I apologize for potentially being a bad example - I was adding a comment because I didn't want to over-emphasize my points/questions (since only the last part really related to using the code, and I didn't know I would provide that input in advance).
However, to make your question more clear, I think it really should be an "answer" (even though it really is a question, that should help in getting responses / comments to your specific point).
Thank you very much for the suggestion - I was looking for a dataset that would be quicker to download for demonstration purposes. I am running through the program with this dataset right now and will most likely update the ReadMe to include it as a demo. But you are correct, the fastq-dump is the most time-consuming process, so setup takes some time - I will give an estimate as to how long this dataset will take to download so the user has an idea.

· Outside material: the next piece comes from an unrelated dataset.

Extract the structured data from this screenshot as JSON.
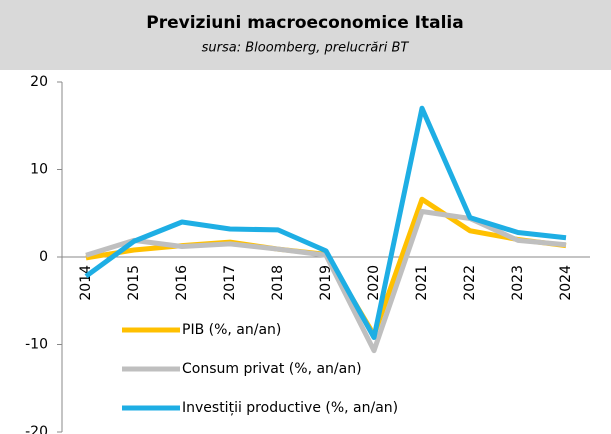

As for the example pipeline output that I provide, it is less useful as a standalone since throughout the progression of the program, the pipeline output file has instructions appended to it periodically, files are created and moved around, and the file structure changes based on the action of pressing buttons within the program as well as executing shell scripts. So the user will have to run through the entirety of the program on their own and follow instructions one by one. Hopefully the example pipeline would give a better idea of the overall purpose of the program though.
What is the reference genome that you use for this dataset? I tried Kallisto alignment with both Human GRCh37 and GRCh38 (from Ensembl cDNA) and I am getting read counts of 0 for all transcripts.